System Identification I began the quarter by attempting to tackle the problem of finding a data driven microscopic traffic model that could be used for analyzing the behavior of traffic jams and for testing the effectiveness of autonomous controllers. This work data gathered through experiments performed by Nakayama and Sugiyama and builds on work done here. In particular, I was interested in seeing whether the models that Nakayama and Sugiyama generated could be improved by considering the relative velocity between vehicles (The former model only takes into account relative distances). The initial attempt was to use a prediction-error approach to system identification. This approach consists of fixing the input variables and finding the system which minimizes the squared difference between predicted and actual outputs at each time step, for all time steps. The results were mixed, and the identified system failed to reproduce the qualitative behavior one sees in empirical observations. This is partially due to limitations of prediction error methods, which only look at the error of predicted outputs at single time-steps rather than considering the error over an entire trajectory. Eventually a good driver model simply by using "common sense" to choose reasonable values for the tunable parameters of the model. Although individual driver trajectories predicted by the system may be vastly different than what is observed in the data, the qualitative behavior of the system as a whole is the same.

Stabilization of Traffic Flow The next problem I focused on was the design of a controller which actually stabilizes traffic flow. Dan Work and others demonstrated that this is actually possible when they were able to use a single autonomous vehicle to stabilize the flow of 22 vehicles in a ring road. However their proposed controllers have significant limitations. The first controller, called the FollowerStopper, requires one to have prior knowledge of the optimal equilibrium velocity which is impractical in real world scenarios. The second, a PI controller with saturation, determines the equilibrium velocity by measuring the equilibrium velocity over a single revolution in the ring. This controller doesn’t require any prior knowledge of the optimal equilibrium velocity, but will only work on a ring road of that size with the same density of vehicles. Given the work of Work, it seems that the problem of stabilization can be reduced to determining the optimal equilibrium velocity of a road through local measurements. Once this is determined, one can use Work’s controller to target that velocity and stabilize traffic flow. Before designing a controller it was necessary to find a way to quantify the performance of a controller. There are three metrics we use, 1. the oscillation of the system at steady-state, 2. the settling time of the system, and 3. the throughput of the system at steady state. At the end of the quarter I was able to evaluate the Work’s controllers with respect to metrics 1 and 3. Unfortunately we still don’t have a controller that is not subject to the limitations above which also performs better than Work’s controllers with respect to the given metrics.

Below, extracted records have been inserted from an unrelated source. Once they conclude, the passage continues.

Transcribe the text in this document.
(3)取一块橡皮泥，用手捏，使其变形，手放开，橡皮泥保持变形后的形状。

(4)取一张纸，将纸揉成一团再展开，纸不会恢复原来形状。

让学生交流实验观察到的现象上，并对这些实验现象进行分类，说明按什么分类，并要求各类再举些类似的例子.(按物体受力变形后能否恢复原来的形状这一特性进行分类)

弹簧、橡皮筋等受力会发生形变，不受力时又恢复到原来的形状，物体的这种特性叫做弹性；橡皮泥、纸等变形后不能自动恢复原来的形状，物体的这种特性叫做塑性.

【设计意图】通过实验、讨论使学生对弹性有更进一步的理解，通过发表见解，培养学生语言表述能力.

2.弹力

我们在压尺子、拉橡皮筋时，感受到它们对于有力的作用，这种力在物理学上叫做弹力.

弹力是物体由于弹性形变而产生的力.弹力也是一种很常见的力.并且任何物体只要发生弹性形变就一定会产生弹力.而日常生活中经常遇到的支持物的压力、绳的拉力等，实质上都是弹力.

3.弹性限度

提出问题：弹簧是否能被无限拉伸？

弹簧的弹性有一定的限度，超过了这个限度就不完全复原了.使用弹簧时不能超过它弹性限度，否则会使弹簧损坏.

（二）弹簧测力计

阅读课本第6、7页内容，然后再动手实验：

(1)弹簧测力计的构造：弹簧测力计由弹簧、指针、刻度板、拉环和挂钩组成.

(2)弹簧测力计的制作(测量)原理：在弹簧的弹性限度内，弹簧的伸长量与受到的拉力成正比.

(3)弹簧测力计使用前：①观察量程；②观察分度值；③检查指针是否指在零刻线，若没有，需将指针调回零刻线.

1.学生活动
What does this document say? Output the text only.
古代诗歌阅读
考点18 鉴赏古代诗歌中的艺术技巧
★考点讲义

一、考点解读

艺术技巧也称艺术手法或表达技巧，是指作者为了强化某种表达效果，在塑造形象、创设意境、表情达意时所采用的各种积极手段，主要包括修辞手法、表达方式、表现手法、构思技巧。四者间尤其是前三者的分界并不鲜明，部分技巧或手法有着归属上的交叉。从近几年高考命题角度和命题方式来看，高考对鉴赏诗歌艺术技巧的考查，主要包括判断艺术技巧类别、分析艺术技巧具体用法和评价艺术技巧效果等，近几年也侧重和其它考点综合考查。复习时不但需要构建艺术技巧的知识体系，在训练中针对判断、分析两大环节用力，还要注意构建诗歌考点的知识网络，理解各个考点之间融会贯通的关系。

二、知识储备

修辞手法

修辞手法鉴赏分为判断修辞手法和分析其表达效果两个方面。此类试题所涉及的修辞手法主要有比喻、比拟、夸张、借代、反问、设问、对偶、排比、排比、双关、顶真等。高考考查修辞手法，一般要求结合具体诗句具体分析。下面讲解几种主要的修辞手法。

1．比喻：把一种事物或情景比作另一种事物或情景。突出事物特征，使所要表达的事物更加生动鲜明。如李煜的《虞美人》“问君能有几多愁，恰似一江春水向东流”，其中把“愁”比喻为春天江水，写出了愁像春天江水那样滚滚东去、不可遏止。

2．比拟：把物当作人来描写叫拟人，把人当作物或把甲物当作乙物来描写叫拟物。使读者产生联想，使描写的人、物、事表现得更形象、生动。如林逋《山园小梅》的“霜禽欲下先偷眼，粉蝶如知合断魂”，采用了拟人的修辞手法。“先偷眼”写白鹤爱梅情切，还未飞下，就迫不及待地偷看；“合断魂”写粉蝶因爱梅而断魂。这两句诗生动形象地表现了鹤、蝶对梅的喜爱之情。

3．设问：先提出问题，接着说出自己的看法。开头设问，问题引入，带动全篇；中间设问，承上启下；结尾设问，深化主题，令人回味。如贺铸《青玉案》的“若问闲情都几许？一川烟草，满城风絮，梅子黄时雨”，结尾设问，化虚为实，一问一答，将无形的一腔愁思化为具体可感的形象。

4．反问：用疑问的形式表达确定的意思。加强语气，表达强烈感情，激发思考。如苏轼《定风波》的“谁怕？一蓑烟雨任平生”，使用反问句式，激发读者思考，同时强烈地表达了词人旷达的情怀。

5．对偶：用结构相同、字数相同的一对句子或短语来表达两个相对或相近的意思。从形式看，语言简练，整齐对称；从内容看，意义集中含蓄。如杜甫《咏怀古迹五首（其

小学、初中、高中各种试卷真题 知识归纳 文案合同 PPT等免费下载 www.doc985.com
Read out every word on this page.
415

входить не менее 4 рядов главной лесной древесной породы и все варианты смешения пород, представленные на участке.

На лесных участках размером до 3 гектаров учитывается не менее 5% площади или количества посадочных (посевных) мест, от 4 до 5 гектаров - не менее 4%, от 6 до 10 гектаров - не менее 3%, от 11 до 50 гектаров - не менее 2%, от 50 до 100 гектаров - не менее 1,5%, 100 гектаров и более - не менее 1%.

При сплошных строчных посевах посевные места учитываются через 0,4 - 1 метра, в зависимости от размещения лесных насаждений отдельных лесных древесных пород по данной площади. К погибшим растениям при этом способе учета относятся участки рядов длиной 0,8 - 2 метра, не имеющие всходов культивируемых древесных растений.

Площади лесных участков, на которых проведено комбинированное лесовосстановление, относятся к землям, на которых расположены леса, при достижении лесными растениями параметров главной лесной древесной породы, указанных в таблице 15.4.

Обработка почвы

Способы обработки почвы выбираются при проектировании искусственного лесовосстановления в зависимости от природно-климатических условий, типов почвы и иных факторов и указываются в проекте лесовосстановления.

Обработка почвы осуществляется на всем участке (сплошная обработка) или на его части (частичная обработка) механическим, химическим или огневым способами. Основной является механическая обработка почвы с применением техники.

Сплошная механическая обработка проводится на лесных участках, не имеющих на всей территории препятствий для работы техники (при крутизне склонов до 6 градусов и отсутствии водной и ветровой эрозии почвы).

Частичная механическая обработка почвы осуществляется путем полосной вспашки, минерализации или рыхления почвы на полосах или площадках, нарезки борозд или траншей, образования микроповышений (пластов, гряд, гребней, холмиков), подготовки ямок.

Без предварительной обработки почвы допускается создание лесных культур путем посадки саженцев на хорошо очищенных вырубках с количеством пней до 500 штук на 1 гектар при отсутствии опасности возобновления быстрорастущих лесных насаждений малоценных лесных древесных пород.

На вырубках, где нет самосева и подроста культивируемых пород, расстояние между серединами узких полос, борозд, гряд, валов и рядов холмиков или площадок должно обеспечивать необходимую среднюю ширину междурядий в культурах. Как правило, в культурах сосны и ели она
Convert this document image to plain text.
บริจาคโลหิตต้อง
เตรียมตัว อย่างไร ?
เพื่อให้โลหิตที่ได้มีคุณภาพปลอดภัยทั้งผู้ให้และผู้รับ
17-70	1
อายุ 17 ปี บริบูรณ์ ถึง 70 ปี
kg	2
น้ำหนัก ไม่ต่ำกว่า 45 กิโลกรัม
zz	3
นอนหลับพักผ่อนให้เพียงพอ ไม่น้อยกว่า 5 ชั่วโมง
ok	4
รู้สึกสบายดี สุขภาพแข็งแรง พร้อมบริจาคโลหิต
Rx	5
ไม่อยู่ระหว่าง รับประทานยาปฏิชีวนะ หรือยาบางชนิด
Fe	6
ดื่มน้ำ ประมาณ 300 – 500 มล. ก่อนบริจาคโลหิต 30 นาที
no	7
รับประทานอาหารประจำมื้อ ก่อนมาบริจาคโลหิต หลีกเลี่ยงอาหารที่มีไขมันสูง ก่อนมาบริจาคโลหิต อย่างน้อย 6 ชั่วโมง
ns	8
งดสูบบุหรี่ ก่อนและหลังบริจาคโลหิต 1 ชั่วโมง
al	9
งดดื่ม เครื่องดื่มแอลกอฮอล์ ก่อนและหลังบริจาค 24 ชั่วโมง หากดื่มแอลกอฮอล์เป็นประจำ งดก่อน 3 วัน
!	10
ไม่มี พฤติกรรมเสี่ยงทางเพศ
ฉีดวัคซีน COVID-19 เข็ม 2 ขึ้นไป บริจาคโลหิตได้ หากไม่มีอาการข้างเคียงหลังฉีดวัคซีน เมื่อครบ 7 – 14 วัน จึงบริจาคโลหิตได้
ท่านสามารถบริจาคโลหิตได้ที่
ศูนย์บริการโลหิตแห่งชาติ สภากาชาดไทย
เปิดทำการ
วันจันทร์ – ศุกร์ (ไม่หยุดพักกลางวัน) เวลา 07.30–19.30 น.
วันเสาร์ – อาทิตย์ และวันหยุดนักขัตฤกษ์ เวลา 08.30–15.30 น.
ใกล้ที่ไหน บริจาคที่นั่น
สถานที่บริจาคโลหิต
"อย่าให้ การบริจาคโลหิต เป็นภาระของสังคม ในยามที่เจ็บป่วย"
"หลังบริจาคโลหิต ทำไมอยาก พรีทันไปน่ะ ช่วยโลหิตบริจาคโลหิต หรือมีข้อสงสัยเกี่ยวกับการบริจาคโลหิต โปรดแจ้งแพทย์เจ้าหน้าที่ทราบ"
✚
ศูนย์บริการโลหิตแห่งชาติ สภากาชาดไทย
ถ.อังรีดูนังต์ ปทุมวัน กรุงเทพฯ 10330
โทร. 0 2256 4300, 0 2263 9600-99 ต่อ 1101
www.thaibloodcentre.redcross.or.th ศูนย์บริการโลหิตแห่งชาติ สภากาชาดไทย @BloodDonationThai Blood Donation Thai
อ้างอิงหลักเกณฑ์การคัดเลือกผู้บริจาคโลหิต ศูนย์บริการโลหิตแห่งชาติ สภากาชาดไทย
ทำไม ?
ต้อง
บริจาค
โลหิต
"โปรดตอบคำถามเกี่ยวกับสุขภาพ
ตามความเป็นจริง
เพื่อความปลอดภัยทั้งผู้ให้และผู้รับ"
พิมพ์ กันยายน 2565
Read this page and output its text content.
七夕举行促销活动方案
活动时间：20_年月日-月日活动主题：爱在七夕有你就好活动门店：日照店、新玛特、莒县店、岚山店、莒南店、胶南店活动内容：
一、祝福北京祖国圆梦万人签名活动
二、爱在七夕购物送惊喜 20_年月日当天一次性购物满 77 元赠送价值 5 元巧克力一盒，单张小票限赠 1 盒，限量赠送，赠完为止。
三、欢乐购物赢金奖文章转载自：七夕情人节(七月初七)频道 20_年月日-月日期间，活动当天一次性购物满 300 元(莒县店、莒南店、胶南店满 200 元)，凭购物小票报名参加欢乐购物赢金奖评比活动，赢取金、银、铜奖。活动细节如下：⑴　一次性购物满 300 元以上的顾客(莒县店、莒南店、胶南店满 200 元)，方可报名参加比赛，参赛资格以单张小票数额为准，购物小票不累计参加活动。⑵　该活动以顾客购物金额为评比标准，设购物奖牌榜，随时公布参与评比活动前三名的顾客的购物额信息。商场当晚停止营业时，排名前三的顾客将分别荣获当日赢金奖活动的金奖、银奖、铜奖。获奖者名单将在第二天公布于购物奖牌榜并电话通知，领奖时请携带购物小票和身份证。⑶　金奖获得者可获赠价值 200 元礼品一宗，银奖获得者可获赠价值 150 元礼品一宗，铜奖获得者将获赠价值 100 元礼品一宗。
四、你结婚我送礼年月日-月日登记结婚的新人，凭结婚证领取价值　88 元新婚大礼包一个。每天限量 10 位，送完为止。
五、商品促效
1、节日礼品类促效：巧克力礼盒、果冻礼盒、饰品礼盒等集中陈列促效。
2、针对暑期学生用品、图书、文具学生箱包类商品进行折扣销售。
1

Looking Ahead Looking ahead, I hope to 1. find a way to determine the equilibrium velocity of a road from local measurements, 2. design a controller to maintain this velocity and hopefully stabilize traffic flow, 3. evaluate this controller with respect to the performance metrics outlined above, 4. demonstrate quantitatively that this is more effective than Dan Work’s controller. My goal is to accomplish this by the end of summer and be able to publish these results in a conference paper for ICRA.